For consumers, there are tax breaks as incentives to go green. One is a 10-year consumer tax credit for renewable energy investments in wind and solar. There are tax breaks for purchasing electric vehicles, including a $4,000 tax credit for the purchase of used electric vehicles and $7,500 for new vehicles.

Overall, Democrats believe the strategy could put the country on a path to reduce greenhouse gas emissions by 40% by 2030, and “would be the largest single climate investment in US history, by far.”


The biggest revenue raiser in the bill is a new 15% minimum tax on corporations that earn more than $1 billion in annual profits.

It’s a way to pressure the roughly 200 US companies that avoid paying the standard 21% corporate tax rate, including some that pay no taxes at all.

The new minimum corporate tax would kick in after the 2022 tax year and raise about $258 billion over the past decade.

Revenue would be $313 billion, but Sinema argued for one change to the 15% corporate minimum, which would allow a depreciation deduction used by manufacturing industries. That leaves about $55 billion of total revenue.

To defeat Sinema, Democrats dropped plans to close a long tax loophole for wealthier Americans – so-called carried interest, which, under current law, charges wealthy hedge fund managers and others at a rate of 20 %.

There has been an attempt over the years on the left to increase the carried interest tax rate, rising to 37% in the original bill, more in line with upper income earners. Sinema would not allow it.

Keeping the tax break for the wealthy will take $14 billion out of the income they depended on to help pay for the package.

Instead, Democrats, with Sinema’s nod, will impose a 1% excise tax on stock buybacks, which will raise about $74 billion over the decade.

Money is also raised by encouraging the IRS to go after tax cheats. The bill proposes an $80 billion investment in taxpayer services, enforcement and modernization, which is estimated to raise $203 billion in new revenue—a net gain of $124 billion over the decade.

The bill sticks to Biden’s original pledge not to raise taxes on households or businesses making less than $400,000 a year.

The lower drug prices for the elderly are paid for with savings from Medicare’s negotiations with the drug companies.


With about $740 billion in new revenue and about $440 billion in new investments, the bill promises to put the difference of about $300 billion toward deficit reduction.

Federal deficits have ballooned during the COVID-19 pandemic as federal spending rose and tax revenue fell as the nation’s economy went through shutdowns, office closures and other massive changes.

Deficits have risen and fallen in the nation in recent years. But overall federal budgeting is on an unsustainable path, according to the Congressional Budget Office, which released a new report this week on long-term projections.


This latest package emerged suddenly at the end of July after 18 months of initial negotiations that leave behind many of Biden’s more ambitious goals.
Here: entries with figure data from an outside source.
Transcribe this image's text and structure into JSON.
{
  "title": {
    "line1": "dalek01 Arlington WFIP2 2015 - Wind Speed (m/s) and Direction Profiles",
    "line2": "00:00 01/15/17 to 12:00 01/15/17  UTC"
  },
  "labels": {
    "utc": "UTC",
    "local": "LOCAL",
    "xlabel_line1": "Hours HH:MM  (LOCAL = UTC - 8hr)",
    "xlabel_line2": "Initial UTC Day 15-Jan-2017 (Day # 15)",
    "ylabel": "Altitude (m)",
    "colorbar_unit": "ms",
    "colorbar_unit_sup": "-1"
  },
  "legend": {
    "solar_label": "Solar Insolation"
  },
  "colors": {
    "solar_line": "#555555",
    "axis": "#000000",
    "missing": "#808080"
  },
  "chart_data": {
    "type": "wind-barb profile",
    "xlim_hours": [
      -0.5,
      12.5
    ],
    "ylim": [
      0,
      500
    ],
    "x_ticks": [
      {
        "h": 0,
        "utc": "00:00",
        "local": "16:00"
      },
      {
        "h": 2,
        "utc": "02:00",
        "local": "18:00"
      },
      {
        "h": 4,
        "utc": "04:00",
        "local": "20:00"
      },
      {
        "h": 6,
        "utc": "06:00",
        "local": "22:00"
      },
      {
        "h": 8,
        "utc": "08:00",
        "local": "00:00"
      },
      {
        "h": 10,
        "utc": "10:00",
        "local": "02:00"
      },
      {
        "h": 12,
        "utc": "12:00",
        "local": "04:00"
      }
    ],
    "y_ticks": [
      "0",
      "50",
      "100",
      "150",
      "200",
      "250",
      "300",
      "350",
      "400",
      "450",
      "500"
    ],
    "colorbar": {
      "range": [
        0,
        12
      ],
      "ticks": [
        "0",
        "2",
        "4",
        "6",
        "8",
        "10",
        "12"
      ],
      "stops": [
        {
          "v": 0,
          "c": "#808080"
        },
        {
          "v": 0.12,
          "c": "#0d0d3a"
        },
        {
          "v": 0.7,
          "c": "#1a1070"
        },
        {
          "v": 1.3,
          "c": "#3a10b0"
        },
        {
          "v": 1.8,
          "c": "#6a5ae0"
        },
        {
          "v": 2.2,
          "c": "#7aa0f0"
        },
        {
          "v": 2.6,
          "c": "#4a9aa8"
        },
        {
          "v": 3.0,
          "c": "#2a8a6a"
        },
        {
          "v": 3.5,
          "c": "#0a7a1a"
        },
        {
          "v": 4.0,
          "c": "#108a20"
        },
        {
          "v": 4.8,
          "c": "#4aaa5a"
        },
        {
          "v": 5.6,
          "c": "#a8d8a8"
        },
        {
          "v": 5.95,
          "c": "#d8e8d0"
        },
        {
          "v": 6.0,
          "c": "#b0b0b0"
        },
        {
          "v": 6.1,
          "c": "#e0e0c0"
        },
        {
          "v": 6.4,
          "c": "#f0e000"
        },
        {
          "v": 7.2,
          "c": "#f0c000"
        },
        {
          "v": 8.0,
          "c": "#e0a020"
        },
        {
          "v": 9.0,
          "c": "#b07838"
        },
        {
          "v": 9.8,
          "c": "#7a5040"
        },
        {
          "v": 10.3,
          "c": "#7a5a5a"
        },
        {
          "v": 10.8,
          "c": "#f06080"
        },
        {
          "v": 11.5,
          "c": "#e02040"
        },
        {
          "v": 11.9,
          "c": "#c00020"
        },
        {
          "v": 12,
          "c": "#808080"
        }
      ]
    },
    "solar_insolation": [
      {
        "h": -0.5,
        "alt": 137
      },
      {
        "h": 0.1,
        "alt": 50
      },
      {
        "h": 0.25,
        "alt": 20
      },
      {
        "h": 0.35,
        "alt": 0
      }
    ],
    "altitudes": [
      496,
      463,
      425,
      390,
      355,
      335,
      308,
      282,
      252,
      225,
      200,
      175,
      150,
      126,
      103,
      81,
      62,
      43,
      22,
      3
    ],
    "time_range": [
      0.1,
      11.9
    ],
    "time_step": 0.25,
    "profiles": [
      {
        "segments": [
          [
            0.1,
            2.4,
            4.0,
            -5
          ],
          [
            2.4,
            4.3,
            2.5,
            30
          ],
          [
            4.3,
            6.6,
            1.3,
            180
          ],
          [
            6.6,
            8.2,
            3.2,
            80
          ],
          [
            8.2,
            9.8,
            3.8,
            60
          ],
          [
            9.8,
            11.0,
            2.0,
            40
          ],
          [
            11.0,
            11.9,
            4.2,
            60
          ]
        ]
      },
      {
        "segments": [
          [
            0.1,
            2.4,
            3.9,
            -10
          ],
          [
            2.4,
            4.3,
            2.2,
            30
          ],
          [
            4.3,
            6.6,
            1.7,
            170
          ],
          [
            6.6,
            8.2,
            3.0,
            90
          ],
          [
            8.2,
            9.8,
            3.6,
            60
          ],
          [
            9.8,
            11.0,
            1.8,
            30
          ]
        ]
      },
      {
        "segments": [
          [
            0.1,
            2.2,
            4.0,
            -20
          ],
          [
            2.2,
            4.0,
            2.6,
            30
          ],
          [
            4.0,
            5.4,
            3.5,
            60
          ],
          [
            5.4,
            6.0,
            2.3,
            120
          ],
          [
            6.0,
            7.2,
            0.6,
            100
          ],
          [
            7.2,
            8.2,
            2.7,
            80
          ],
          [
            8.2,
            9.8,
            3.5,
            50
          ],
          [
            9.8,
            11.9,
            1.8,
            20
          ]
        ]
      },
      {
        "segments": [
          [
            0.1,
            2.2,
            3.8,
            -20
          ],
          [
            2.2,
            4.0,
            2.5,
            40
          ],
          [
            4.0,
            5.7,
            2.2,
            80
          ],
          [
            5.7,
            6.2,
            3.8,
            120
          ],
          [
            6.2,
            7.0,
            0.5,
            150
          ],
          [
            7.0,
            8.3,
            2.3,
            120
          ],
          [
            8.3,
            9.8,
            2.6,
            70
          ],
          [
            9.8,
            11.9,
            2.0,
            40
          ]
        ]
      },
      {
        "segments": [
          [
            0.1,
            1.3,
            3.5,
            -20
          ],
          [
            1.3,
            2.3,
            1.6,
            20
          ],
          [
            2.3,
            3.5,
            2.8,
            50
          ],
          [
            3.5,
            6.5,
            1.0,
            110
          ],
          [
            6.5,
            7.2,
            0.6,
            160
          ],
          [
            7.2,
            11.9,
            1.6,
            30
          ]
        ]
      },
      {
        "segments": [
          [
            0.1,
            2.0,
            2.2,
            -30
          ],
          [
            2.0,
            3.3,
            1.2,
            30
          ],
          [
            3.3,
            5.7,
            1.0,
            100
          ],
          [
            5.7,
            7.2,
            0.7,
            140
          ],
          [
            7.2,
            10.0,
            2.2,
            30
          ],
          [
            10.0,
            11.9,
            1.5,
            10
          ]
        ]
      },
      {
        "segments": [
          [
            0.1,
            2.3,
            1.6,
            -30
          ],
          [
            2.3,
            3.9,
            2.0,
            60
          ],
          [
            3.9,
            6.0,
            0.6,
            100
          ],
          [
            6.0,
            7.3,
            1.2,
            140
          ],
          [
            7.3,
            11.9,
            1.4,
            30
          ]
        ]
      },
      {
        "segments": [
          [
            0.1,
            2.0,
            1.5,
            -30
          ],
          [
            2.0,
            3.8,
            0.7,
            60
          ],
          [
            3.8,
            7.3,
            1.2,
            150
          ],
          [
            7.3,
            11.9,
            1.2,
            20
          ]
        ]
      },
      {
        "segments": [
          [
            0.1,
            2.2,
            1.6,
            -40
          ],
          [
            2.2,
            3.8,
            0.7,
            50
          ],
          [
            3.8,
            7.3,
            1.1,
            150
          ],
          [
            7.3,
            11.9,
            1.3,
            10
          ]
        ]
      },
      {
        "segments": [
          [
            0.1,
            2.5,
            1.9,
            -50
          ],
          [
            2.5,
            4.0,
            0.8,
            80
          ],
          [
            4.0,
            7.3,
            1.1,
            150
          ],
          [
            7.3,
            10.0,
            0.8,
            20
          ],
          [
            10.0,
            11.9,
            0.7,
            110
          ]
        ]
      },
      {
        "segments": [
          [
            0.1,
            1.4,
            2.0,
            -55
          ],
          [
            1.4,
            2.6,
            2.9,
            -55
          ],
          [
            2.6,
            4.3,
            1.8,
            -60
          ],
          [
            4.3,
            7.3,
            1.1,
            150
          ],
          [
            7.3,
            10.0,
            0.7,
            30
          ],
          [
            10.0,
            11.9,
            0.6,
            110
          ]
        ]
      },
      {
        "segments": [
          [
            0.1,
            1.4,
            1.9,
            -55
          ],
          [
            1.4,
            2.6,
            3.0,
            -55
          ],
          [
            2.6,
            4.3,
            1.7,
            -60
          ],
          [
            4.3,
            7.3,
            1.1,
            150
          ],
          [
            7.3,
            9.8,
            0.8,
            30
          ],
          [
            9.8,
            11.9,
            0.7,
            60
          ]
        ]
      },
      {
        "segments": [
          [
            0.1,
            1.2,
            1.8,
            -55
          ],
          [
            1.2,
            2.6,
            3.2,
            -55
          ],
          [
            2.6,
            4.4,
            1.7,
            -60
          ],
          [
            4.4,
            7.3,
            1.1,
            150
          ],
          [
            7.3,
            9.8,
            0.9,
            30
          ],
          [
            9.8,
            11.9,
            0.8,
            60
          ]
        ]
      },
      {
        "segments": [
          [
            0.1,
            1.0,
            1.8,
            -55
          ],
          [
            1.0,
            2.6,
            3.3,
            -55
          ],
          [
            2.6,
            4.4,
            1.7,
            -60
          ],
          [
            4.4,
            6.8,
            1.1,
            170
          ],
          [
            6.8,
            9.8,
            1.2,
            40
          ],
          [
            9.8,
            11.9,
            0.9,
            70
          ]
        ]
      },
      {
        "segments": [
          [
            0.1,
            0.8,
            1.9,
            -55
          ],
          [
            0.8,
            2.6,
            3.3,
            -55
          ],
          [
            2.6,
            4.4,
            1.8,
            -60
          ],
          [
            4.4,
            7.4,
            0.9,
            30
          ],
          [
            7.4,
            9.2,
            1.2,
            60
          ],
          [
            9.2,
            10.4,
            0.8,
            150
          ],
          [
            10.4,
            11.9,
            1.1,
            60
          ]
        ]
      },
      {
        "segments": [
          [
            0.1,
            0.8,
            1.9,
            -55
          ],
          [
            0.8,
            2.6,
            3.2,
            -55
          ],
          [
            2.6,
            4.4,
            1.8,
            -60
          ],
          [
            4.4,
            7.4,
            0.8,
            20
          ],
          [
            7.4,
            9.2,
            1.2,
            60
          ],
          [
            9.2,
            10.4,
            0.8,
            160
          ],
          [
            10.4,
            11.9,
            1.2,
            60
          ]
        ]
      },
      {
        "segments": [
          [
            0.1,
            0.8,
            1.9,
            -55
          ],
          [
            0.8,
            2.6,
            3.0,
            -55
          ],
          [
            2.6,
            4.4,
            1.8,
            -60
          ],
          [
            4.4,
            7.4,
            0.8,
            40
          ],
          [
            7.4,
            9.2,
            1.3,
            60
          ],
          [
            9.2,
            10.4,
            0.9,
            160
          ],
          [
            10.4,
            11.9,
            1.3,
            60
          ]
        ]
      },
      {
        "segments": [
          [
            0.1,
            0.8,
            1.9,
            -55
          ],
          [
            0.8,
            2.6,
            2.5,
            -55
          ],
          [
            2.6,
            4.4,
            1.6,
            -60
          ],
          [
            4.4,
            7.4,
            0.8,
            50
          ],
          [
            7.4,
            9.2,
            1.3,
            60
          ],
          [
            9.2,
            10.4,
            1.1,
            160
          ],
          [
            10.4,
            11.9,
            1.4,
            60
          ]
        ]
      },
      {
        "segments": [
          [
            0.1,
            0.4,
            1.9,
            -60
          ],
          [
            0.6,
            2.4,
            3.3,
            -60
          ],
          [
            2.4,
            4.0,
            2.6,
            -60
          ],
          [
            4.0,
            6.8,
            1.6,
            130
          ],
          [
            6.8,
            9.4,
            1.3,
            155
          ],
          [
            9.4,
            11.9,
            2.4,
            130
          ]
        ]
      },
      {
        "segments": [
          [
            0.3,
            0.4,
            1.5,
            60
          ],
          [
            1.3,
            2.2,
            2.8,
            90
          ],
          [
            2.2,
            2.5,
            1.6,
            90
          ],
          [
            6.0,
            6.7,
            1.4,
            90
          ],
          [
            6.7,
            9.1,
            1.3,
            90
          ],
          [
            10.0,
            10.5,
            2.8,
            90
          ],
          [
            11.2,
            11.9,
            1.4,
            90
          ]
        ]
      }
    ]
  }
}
Senate Majority Leader Chuck Schumer, DNY., struck a deal with Sen. Joe Manchin to revive the Biden package, narrowing it down to bring the West Virginia Democrat back to the negotiating table. Then, they pulled Sinema, the other party hold, with further changes.

The package is still strong, by normal standards, but nowhere near the comprehensive Build Back Better Biden program when imagined.

While Congress successfully passed a $1 trillion bipartisan infrastructure bill for highways, broadband and other investments that Biden signed into law last year, the president’s and the party’s other top priorities have slipped.

Among them is the continuation of a $300 monthly child tax credit that has been sending money directly to families during the pandemic and is believed to have greatly reduced child poverty.

Also gone, for now, are plans for free pre-kindergarten and community college, as well as the nation’s first paid family leave program that would provide up to $4,000 a month for births, deaths and needs other vitals.


Associated Press writer Matthew Daly contributed to this report.